Social interaction makes for happy workers and a cohesive team. Computer programmers are not a social lot on the whole, but for everyone it is a fundamentally healthy exercise to communicate with others. Pair programming definitely involves communication, but it is perhaps more important in this regard to have the whole group present as much as possible (as opposed to pairs working in isolation), such that interaction is maximized and "team spirit" is fostered. The expectations of others becomes a powerful motivating force - for example, missing a meeting meets with the disapproval of the other members and the intense disappointment of the intended/assigned partner. This harnessing of "peer pressure" is generally inadvertent/subconscious but becomes a powerful technique. As a result, our meeting attendance was generally quite high and regular throughout the 2 semesters. By having everyone there at once, we could check on how other pairs were doing, what their intent was with such and such an interface or architecture, and also have light-hearted competitive comments floating about ("psh, this is Ed's code, must be full of bugs"). Having social events (Ed and Toby's parties, the awards banquet, etc) and bringing candy to the labs (even if it's technically not allowed) also improved the communication and relations between the group members. The benefits of snacks are actually mentioned several times in the XP book; Communal eating is an important social experience.

Small groups are preferable - it seems we were more effective this semester with approximately half the people. We got a much better feel for whom everybody was; it was more personal, informal, fun. Scheduling was easier to manage. People were more apt to take responsibility. Having more say in what goes on, more ownership of what one produces, leads to more pride and enjoyment derived from ones work.

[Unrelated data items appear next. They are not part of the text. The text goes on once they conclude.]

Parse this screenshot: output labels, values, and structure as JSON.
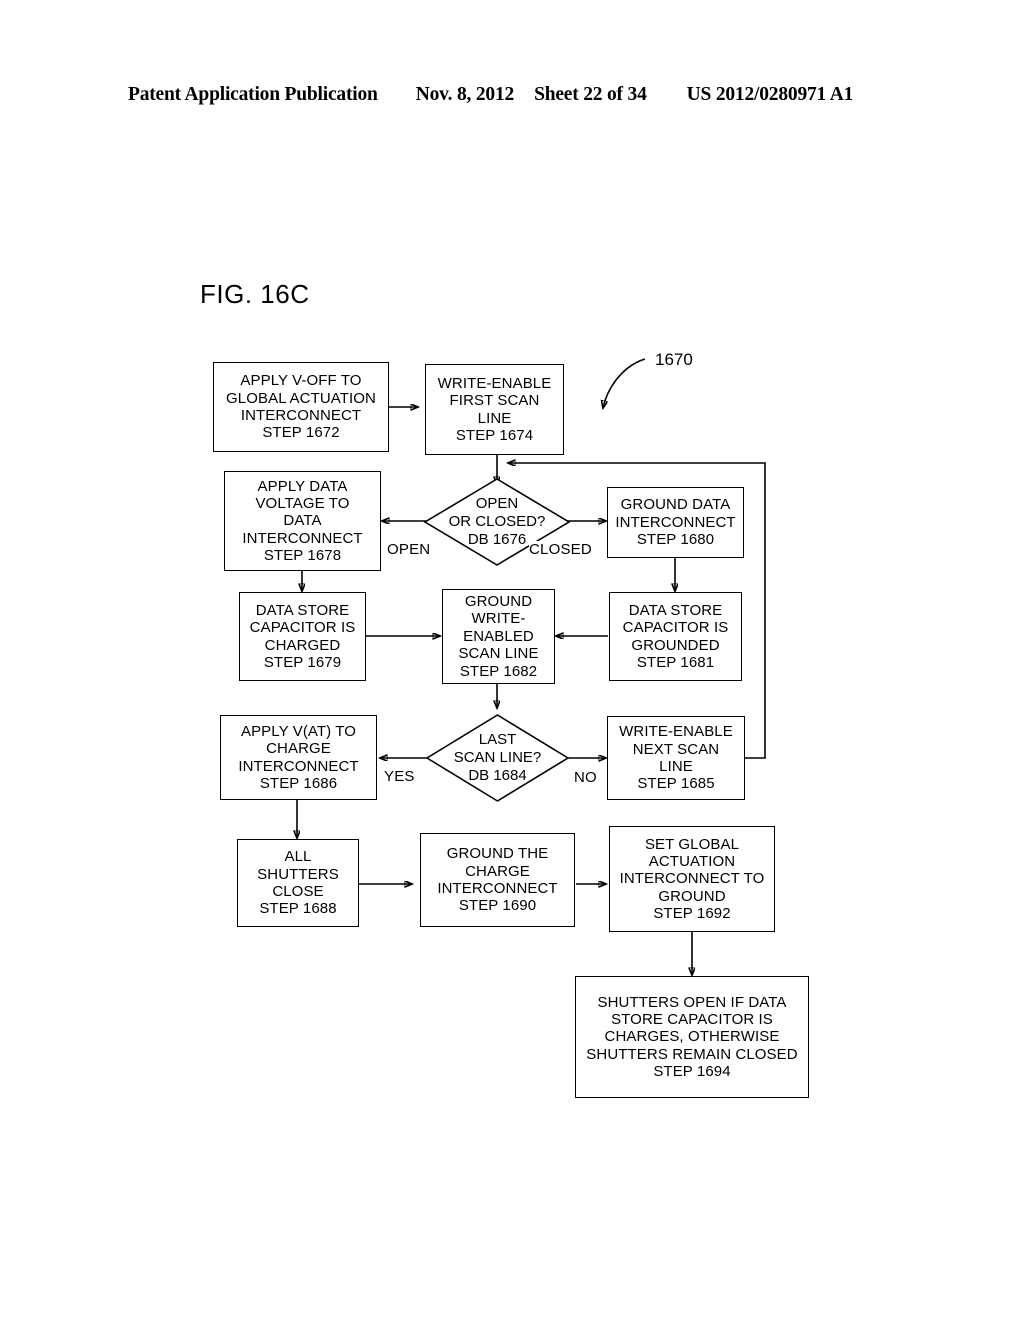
{
  "header": {
    "publication": "Patent Application Publication",
    "date": "Nov. 8, 2012",
    "sheet": "Sheet 22 of 34",
    "number": "US 2012/0280971 A1"
  },
  "figure": {
    "title": "FIG. 16C",
    "reference_numeral": "1670"
  },
  "nodes": {
    "n1672": {
      "lines": [
        "APPLY V-OFF TO",
        "GLOBAL ACTUATION",
        "INTERCONNECT",
        "STEP 1672"
      ]
    },
    "n1674": {
      "lines": [
        "WRITE-ENABLE",
        "FIRST SCAN",
        "LINE",
        "STEP 1674"
      ]
    },
    "n1678": {
      "lines": [
        "APPLY DATA",
        "VOLTAGE TO",
        "DATA",
        "INTERCONNECT",
        "STEP 1678"
      ]
    },
    "n1680": {
      "lines": [
        "GROUND DATA",
        "INTERCONNECT",
        "STEP 1680"
      ]
    },
    "n1679": {
      "lines": [
        "DATA STORE",
        "CAPACITOR IS",
        "CHARGED",
        "STEP 1679"
      ]
    },
    "n1682": {
      "lines": [
        "GROUND",
        "WRITE-",
        "ENABLED",
        "SCAN LINE",
        "STEP 1682"
      ]
    },
    "n1681": {
      "lines": [
        "DATA STORE",
        "CAPACITOR IS",
        "GROUNDED",
        "STEP 1681"
      ]
    },
    "n1686": {
      "lines": [
        "APPLY V(AT) TO",
        "CHARGE",
        "INTERCONNECT",
        "STEP 1686"
      ]
    },
    "n1685": {
      "lines": [
        "WRITE-ENABLE",
        "NEXT SCAN",
        "LINE",
        "STEP 1685"
      ]
    },
    "n1688": {
      "lines": [
        "ALL",
        "SHUTTERS",
        "CLOSE",
        "STEP 1688"
      ]
    },
    "n1690": {
      "lines": [
        "GROUND THE",
        "CHARGE",
        "INTERCONNECT",
        "STEP 1690"
      ]
    },
    "n1692": {
      "lines": [
        "SET GLOBAL",
        "ACTUATION",
        "INTERCONNECT TO",
        "GROUND",
        "STEP 1692"
      ]
    },
    "n1694": {
      "lines": [
        "SHUTTERS OPEN IF DATA",
        "STORE CAPACITOR IS",
        "CHARGES, OTHERWISE",
        "SHUTTERS REMAIN CLOSED",
        "STEP 1694"
      ]
    }
  },
  "decisions": {
    "db1676": {
      "lines": [
        "OPEN",
        "OR CLOSED?",
        "DB 1676"
      ]
    },
    "db1684": {
      "lines": [
        "LAST",
        "SCAN LINE?",
        "DB 1684"
      ]
    }
  },
  "edge_labels": {
    "open": "OPEN",
    "closed": "CLOSED",
    "yes": "YES",
    "no": "NO"
  },
  "colors": {
    "stroke": "#000000",
    "background": "#ffffff"
  }
}
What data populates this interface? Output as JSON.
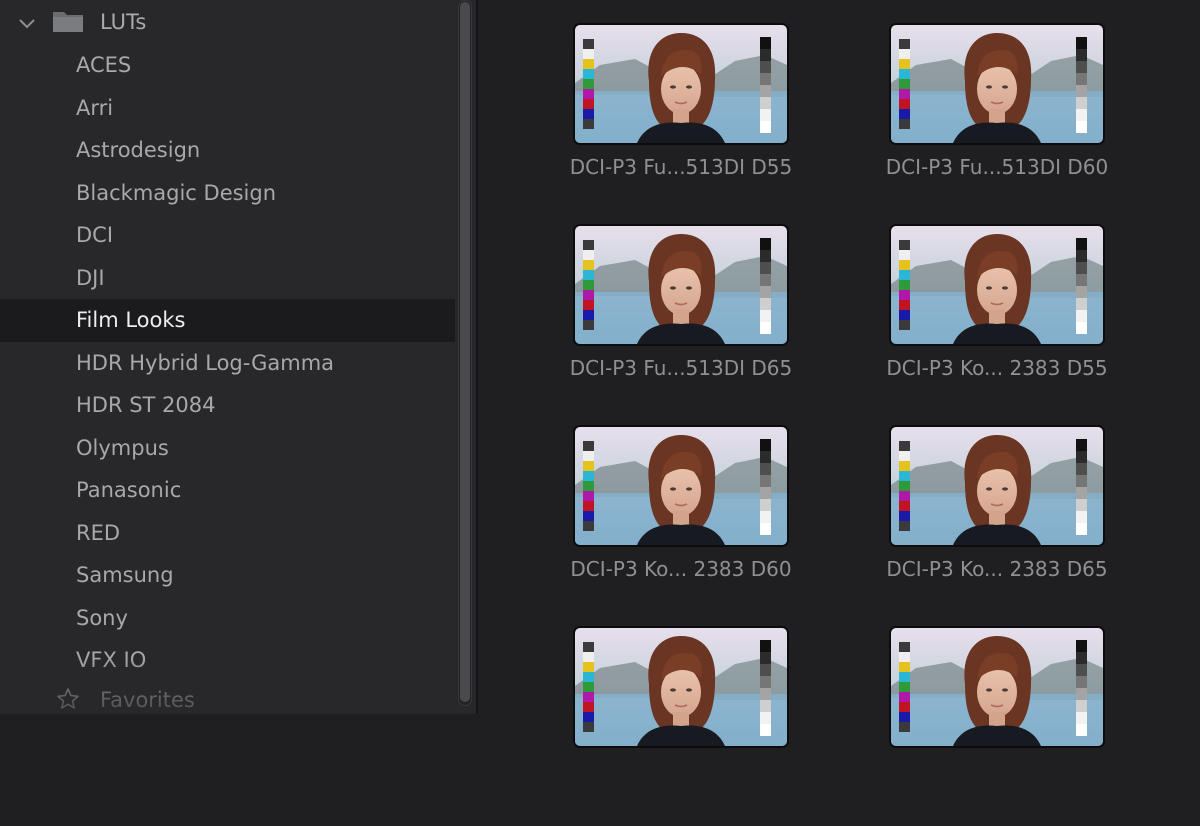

Letting people do what they what they want to do (GUI, engine, etc) wherever possible is also fundamental to keeping developers happy, interested, and proud of their work.

Switching up people and tasks leads to higher team cohesion and better code. If two people are very similar, they will tend to work together whenever possible, creating a sub-clique within the group. When it comes to code, they will write with a specialized/particular style suited to them and likely leave out comments, since they understand their partner's thinking. By moving people about, and changing the things they are working on, lots of questions will be asked ("Why is this named this way? Wouldn't this be better instead?"), which will (hopefully) lead to comments addressing these concerns and clearer, more maintainable code overall.

II. Pacing affects morale and productivity.

Having a consistent schedule is preferable; for the most part, we had very steady progress. Schedules that shift necessarily introduce lazy bits and stressful bits; stress will cause frustration, laziness will lead to apathy. Also, if project velocity slips (like with a lot of refactoring and bug fixes) the work becomes a lot less interesting; new functionality is fun.

Scheduling is tough to manage. When we started a new application there were many different areas to investigate. However, as time went on we found that more and more often a group of stories that would be dependent on one critical story. Learning new technology often provided a painful lesson in this regard. We were adrift for quite a while last semester while trying find what JavaSound calls we needed, and which ones were in fact actually implemented in JDK1.3. XP further complicated the issue as the team tried not to look too far ahead - soon there was nothing else for most pairs to do while one pair, assigned to the critical story, tried to make sense of it all. We solved this by breaking the "everybody work together at once in parallel" format and serialized development for the troublesome parts. It worked.

Experience leads to tremendous gains in velocity. When it came to Composer, our second system, we already knew how to solve almost all of its problems. It took approximately 30 hours to implement functionality similar to what took over 100 hours in RiffDesigner, our first system. Reuse paid off in spades. The actual coding took very little time. Now we understand how some of those consultants (like Kent Beck of XP) can throw together accounting systems so fast.